Otto misure cautelari nei confronti di altrettanti appartenenti alla Polizia Penitenziaria in servizio nella casa circondariale «G. Panzera» di Reggio Calabria sono state eseguite dalla Polizia di Stato, su delega della locale Procura della Repubblica di diretta dal Procuratore Giovanni Bombardieri. A sei degli indagati è stata applicata la misura cautelare degli arresti domiciliari, mentre per gli altri due la misura interdittiva della sospensione dall’esercizio di un pubblico ufficio. Agli indagati, sono contestati i reati di tortura e lesioni personali aggravate ai danni di un detenuto dell’istituto penitenziario ove prestano servizio. Al comandante del Reparto, che figura tra gli indagati ed al quale è stata applicata la misura degli arresti domiciliari, vengono contestati anche i reati di falso ideologico commesso da pubblico ufficiale in atto pubblico, di falso ideologico commesso da pubblico ufficiale in atto pubblico per induzione, di omissione d’atti d’ufficio, di calunnia e tentata concussione. Oltre ai destinatari delle misure cautelari, sono sottoposti ad indagine ulteriori 4 poliziotti penitenziari, ai quali viene contestato il reato di tortura e lesioni personali in concorso, per i quali il gip si è riservato di valutare la richiesta di applicazione della misura cautelare interdittiva formulata dalla Procura all’esito dell’interrogatorio, ed il medico dell’istituto penitenziario, indagato per il reato di depistaggio, per aver reso false dichiarazioni al Pubblico Ministero, per il quale il Gip, sempre all’esito dell’interrogatorio, valuterà la richiesta di applicazione della misura della sospensione dalla professione medica. I fatti contestati agli indagati risalgono al 22 gennaio scorso ai danni di un solo detenuto, che aveva messo in atto una protesta, rifiutandosi di far rientro nella cella dopo aver usufruito del previsto passeggio esterno.

Torture e lesioni a un detenuto di Reggio Calabria, indagini partite dai familiari

Le indagini, affidate dalla Procura di Reggio Calabria, sono state avviate dopo la denuncia sporta dai familiari di alcuni detenuti, tutti di origine campana, a cui le persone recluse, nel corso di colloqui telefonici, avevano riferito di essere stati malmenati all’interno del carcere.
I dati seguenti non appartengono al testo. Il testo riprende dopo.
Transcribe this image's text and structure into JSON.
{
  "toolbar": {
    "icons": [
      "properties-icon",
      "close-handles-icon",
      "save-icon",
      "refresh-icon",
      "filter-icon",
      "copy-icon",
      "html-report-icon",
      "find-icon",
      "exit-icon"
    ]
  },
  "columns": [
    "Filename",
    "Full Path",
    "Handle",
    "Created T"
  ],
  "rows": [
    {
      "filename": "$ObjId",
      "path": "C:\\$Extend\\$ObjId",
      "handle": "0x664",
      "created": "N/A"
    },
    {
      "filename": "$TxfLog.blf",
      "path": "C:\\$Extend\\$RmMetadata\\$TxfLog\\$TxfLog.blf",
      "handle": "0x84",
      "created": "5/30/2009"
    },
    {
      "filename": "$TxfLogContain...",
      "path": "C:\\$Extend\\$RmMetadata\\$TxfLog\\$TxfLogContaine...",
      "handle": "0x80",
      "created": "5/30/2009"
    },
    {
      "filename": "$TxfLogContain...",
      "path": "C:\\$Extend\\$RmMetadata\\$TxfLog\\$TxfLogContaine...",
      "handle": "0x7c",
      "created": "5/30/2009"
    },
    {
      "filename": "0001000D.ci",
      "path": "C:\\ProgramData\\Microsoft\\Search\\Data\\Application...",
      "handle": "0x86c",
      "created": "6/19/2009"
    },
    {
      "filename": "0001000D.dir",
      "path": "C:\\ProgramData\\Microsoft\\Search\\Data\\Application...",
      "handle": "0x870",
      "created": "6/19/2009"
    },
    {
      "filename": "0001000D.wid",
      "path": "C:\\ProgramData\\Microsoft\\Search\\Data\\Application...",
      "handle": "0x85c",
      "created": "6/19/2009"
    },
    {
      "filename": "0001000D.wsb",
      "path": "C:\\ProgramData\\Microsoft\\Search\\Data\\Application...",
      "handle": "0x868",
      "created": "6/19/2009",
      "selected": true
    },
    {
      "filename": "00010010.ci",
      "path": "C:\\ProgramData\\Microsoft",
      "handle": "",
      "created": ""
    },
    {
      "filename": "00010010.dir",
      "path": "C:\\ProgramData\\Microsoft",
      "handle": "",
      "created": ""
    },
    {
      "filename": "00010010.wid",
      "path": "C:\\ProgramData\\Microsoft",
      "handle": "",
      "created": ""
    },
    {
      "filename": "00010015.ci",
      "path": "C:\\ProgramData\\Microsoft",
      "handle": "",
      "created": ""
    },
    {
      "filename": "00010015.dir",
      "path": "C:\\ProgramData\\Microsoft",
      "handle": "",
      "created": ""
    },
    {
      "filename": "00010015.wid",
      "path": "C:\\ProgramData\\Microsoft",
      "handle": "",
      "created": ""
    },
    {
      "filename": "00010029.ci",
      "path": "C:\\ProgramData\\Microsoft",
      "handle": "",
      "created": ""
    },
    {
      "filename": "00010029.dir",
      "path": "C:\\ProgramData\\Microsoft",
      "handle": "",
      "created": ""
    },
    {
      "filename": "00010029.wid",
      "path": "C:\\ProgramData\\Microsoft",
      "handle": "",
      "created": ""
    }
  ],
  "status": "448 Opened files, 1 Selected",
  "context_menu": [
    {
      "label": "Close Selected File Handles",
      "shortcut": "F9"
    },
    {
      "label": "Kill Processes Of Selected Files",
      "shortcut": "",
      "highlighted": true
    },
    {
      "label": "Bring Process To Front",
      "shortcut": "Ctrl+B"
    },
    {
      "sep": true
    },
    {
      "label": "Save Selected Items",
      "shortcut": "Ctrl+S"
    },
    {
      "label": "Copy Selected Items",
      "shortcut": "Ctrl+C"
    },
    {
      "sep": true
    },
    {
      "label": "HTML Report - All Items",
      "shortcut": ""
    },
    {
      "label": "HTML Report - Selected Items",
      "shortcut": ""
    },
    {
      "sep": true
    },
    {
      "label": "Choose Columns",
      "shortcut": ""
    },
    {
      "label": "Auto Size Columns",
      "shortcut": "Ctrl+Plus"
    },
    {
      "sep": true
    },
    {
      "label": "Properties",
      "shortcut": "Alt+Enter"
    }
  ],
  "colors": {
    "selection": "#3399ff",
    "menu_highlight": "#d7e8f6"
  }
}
I successivi approfondimenti investigativi, anche attraverso l’escussione dei reclusi da parte del Pubblico Ministero titolare delle indagini, avevano permesso già in una prima fase di circoscrivere ad un solo detenuto le condotte violente, così come poi confermato dalla visione e analisi delle telecamere interne dell’istituto di pena. Secondo l’accusa, «le gravi condotte contestate sono ascrivibili alla responsabilità personale solo di alcuni appartenenti alla Polizia Penitenziaria, che presta servizio all’interno della struttura penitenziaria in questione con abnegazione, sacrificio e senso del dovere, e con pieno rispetto dei diritti e della dignità dei detenuti ivi ristretti».